Enter compliance: VISA and MasterCard say "hey, this sucks, nobody will spend money on security 'cause they think it won't happen to THEM. But EVERY SINGLE TIME IT HAPPENS, IT HAPPENS TO US. If each bank has one little problem once a year, we have THIRTY THOUSAND problems, and we're SICK OF IT." So they go to industry and say "you guys have to do this. And this. And this and this and this. And if you don't do it, we're gonna fine you a hundred grand. And if you don't pay the fine AND fix the problem, you're off our network, which pretty much means you're out of business."
And VISA and MasterCard create a whole new industry, and lots of jobs, and it turns out having a minimum level of security (or at least, a big stick to hit people with if they don't bother with a minimum level of security) is actually a financial plus across the system as a whole, even if it's bad for the some of the businesses. And consumer confidence is up, too, so we have more people spending more money, so even the banks and the merchants are happy in the end (by and large). And VISA and MasterCard say "HEY! This is cool, our profit margins are much better. Let's pay ourselves bigger bonuses."
So yes, I think it's a waste that the government forces corporations to spend a shit ton of money doing things that don't actually help me, instead of spending that money actually securing my data.
You're positing that if HIPAA was removed, industry would take all that wasted compliance money and spend it on security. I postulate that they'd instead take all that wasted compliance money and spend it on Ferraris.
Posting anonymously for semi-obvious reasons....
I work for a Fortune 200 firm. We have branches in all 50 states (and many countries as well, but I'm in the US division.)
Every locality - city, state, whatever - has its own little set of laws. Some of the tax laws are very complex. Our software can't handle all of them.
So every one that comes up, one of the questions that go into the decision making is this: How big is the fine if we don't?

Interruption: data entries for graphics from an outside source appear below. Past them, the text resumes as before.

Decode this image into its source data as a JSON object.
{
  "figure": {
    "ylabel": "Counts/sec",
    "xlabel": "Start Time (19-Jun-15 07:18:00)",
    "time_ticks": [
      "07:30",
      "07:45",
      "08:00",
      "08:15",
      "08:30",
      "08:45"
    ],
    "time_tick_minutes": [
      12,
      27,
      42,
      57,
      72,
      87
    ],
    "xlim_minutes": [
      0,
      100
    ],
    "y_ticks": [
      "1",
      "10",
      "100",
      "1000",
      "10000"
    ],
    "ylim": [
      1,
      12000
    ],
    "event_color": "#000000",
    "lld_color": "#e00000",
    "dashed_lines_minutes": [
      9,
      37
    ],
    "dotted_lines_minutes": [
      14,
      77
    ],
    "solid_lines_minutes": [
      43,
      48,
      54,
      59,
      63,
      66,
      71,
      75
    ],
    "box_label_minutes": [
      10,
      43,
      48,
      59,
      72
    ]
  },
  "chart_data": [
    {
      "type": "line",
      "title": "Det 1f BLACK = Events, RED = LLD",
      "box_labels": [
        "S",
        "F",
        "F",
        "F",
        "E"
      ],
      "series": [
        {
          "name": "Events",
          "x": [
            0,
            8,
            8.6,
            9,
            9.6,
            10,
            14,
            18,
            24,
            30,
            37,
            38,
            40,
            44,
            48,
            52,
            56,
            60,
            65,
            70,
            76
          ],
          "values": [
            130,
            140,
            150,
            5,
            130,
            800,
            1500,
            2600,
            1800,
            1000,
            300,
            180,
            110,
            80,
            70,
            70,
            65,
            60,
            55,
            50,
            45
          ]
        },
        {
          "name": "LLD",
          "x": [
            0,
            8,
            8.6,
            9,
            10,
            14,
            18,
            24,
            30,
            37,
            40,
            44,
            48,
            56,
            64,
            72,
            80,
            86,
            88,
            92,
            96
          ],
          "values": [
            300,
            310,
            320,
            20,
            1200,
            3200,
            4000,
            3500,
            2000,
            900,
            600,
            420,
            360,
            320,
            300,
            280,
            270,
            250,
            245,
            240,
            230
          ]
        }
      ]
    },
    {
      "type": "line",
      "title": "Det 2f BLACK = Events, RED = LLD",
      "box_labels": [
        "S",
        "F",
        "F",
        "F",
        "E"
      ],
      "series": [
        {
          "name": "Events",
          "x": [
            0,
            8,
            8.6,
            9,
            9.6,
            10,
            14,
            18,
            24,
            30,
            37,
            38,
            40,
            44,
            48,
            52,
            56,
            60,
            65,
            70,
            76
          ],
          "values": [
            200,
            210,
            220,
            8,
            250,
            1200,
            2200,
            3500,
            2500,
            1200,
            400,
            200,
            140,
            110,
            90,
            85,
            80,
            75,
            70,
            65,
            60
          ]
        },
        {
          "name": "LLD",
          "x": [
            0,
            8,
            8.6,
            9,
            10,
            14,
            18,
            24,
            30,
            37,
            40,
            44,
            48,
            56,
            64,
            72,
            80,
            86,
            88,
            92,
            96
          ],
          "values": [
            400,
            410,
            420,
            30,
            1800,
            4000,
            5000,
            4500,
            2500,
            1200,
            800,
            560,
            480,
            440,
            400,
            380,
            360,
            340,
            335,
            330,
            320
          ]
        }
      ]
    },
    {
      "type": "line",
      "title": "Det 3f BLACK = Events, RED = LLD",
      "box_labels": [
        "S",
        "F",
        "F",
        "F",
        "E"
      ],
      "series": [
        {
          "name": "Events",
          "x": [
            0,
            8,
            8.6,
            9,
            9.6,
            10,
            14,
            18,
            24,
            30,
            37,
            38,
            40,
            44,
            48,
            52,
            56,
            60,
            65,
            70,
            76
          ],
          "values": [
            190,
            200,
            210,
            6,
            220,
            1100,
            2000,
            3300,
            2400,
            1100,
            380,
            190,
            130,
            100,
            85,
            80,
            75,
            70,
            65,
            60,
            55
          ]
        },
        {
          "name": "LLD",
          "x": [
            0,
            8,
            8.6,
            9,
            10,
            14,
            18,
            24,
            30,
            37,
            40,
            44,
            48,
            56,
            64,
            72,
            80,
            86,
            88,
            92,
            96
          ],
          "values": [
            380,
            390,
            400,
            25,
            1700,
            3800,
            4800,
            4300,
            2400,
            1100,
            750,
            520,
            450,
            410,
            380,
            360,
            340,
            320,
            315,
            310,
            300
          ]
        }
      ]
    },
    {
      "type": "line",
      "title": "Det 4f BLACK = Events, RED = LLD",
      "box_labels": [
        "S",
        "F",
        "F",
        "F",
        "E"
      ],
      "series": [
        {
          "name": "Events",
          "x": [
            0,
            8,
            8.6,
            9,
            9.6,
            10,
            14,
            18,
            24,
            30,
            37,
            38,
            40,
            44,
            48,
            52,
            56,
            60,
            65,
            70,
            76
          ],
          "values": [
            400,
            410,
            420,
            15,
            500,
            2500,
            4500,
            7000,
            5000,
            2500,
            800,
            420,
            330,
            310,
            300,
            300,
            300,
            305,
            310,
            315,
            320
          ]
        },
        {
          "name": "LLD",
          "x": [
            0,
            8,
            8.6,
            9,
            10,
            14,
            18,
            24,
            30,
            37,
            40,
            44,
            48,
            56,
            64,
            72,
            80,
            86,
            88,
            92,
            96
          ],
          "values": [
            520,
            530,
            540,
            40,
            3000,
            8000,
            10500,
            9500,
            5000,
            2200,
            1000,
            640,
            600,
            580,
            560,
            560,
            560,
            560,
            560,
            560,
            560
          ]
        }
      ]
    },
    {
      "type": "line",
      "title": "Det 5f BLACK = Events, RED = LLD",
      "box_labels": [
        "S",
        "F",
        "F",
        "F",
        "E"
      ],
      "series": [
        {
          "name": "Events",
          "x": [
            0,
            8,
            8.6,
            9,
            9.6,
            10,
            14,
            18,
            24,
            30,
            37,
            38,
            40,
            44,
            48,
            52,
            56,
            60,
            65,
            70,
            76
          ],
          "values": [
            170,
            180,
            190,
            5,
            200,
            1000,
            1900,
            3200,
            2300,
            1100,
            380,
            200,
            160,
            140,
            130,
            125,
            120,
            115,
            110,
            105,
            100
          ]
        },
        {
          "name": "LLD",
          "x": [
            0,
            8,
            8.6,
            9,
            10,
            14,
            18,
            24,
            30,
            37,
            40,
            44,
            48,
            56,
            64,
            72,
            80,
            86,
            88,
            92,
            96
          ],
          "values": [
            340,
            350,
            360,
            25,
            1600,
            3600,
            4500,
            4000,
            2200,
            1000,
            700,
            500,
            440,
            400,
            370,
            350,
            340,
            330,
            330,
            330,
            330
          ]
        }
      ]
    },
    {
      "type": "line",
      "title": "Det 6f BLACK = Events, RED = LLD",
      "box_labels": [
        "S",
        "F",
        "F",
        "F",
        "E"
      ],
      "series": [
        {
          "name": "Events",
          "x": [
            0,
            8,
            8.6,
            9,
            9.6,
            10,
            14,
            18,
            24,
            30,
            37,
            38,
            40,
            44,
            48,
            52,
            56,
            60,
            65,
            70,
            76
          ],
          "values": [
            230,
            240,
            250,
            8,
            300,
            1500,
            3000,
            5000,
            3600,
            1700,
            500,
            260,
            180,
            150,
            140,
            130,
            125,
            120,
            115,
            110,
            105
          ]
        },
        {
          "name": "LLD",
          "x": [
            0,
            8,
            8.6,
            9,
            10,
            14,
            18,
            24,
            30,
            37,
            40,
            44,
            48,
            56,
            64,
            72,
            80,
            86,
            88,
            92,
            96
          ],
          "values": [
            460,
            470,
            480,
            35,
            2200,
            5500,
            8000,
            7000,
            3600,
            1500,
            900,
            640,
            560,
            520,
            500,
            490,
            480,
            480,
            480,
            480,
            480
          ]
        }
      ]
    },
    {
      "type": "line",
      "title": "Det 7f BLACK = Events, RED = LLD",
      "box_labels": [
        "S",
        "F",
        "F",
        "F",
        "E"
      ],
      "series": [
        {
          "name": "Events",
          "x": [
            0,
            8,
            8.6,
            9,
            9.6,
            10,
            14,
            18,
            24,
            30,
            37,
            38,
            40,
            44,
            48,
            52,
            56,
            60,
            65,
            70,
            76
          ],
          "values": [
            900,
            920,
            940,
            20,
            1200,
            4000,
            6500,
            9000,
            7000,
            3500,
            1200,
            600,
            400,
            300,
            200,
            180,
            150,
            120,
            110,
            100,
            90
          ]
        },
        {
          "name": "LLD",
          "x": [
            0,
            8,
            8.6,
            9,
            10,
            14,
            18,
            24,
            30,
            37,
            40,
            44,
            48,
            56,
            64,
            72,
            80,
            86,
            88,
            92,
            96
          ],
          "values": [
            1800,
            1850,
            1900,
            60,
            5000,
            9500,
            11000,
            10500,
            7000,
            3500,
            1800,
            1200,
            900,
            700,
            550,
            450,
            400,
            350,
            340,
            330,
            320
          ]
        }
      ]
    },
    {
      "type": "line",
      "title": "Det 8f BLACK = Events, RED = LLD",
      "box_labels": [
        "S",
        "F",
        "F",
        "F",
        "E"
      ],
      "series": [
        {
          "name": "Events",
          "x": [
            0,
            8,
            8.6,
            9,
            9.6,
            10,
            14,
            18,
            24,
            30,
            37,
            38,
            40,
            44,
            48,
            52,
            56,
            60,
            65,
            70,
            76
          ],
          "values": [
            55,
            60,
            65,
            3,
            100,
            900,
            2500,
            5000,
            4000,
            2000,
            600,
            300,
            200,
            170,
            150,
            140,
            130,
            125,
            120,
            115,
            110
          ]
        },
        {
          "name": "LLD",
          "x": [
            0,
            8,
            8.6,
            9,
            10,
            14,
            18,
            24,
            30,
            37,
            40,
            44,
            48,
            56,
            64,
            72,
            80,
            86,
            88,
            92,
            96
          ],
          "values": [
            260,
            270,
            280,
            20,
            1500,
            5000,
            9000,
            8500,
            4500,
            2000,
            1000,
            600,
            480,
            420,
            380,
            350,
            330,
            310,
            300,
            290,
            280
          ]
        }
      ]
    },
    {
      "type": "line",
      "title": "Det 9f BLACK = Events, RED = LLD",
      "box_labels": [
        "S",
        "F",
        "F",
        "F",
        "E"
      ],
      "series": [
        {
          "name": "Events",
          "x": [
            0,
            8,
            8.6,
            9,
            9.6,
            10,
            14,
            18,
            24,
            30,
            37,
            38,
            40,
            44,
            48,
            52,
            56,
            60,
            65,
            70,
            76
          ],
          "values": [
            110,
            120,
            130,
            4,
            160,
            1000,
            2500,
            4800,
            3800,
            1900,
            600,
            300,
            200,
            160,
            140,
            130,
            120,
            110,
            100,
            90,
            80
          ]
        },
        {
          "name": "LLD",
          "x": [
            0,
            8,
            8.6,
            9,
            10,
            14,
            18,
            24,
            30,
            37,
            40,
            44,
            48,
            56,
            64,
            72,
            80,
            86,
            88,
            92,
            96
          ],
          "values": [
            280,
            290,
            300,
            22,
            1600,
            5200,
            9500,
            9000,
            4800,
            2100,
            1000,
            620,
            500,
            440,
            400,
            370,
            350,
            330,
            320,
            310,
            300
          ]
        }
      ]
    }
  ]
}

If the defined fine is less than it will cost to implement the change, sometimes we let it go and figure we'll pay the fine if we're caught.
On the other hand, it's absolutely true that compliance gets a higher emphasis and a higher visibility than actual security. We're redoing our credit card processing at the moment, and although the new implementation meets the PCI-DSS regulations better than the old one (in other words, it does) it also has a much larger potential for major data loss.
The old architecture was totally decentralized. You would have to compromise each of our locations to get their credit card data.
The new one is centralized. Compromise one server and you've got it all.